WILLI EGLOFF: Das Problem sehe ich nicht. Wer diesen Standpunkt vertreten haben will, wird ihn über eigene Beiträge oder in den Gremien oder durch Blogs einbringen können. Ich werde mich sicherlich auch daran beteiligen. Wir haben das Projekt in der PdA Bern in einer unserer Mitgliederversammlungen besprochen. Und alle, zumindest alle Anwesenden, empfanden es als sehr interessant und unterstützenswert.

VORWÄRTS: Könntest du uns einen Einblick in euer Redaktionsstatut gewähren?
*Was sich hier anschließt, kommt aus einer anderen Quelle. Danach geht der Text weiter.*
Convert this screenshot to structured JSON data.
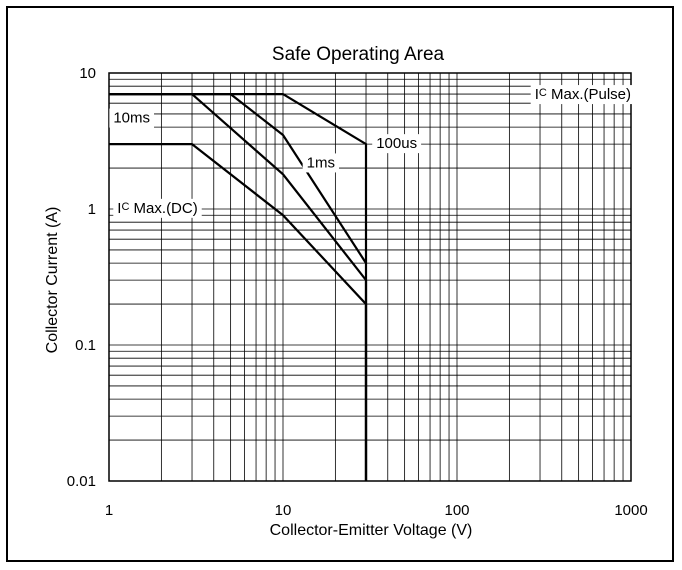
{
  "chart_data": {
    "type": "line",
    "title": "Safe Operating Area",
    "xlabel": "Collector-Emitter Voltage (V)",
    "ylabel": "Collector Current (A)",
    "xscale": "log",
    "yscale": "log",
    "xlim": [
      1,
      1000
    ],
    "ylim": [
      0.01,
      10
    ],
    "grid": true,
    "xticks": [
      {
        "value": 1,
        "label": "1"
      },
      {
        "value": 10,
        "label": "10"
      },
      {
        "value": 100,
        "label": "100"
      },
      {
        "value": 1000,
        "label": "1000"
      }
    ],
    "yticks": [
      {
        "value": 10,
        "label": "10"
      },
      {
        "value": 1,
        "label": "1"
      },
      {
        "value": 0.1,
        "label": "0.1"
      },
      {
        "value": 0.01,
        "label": "0.01"
      }
    ],
    "series": [
      {
        "name": "10ms",
        "x": [
          1,
          3,
          10,
          30,
          30
        ],
        "y": [
          7,
          7,
          1.8,
          0.3,
          0.01
        ]
      },
      {
        "name": "1ms",
        "x": [
          1,
          5,
          10,
          30
        ],
        "y": [
          7,
          7,
          3.5,
          0.4
        ]
      },
      {
        "name": "100us",
        "x": [
          1,
          10,
          30,
          30
        ],
        "y": [
          7,
          7,
          3,
          0.01
        ]
      },
      {
        "name": "Ic Max.(DC)",
        "x": [
          1,
          3,
          10,
          30,
          30
        ],
        "y": [
          3,
          3,
          0.9,
          0.2,
          0.01
        ]
      }
    ],
    "annotations": [
      {
        "id": "ic_pulse",
        "prefix": "I",
        "sub": "C",
        "text": " Max.(Pulse)",
        "x": 1000,
        "y": 7,
        "anchor": "end"
      },
      {
        "id": "lbl_10ms",
        "prefix": "",
        "sub": "",
        "text": "10ms",
        "x": 1.35,
        "y": 4.7,
        "anchor": "middle"
      },
      {
        "id": "lbl_1ms",
        "prefix": "",
        "sub": "",
        "text": "1ms",
        "x": 16.5,
        "y": 2.2,
        "anchor": "middle"
      },
      {
        "id": "lbl_100us",
        "prefix": "",
        "sub": "",
        "text": "100us",
        "x": 45,
        "y": 3.05,
        "anchor": "middle"
      },
      {
        "id": "ic_dc",
        "prefix": "I",
        "sub": "C",
        "text": " Max.(DC)",
        "x": 1.9,
        "y": 1.02,
        "anchor": "middle"
      }
    ]
  }
}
WILLI EGLOFF: Das Redaktionsstatut ist noch nicht ausgearbeitet, also kann ich nicht viel dazu sagen. Allerdings orientieren wir uns am Berner Radio Rabe, was das Organisationsmodell, also auch die Unabhängigkeit der Redaktion, angeht. Und ich kann mit grosser Wahrscheinlichkeit, nein, ganz sicher und bestimmt sagen, dass im Redaktionsstatut der Ausschluss von Rassismus, Sexismus und Chauvinismus festgehalten werden wird.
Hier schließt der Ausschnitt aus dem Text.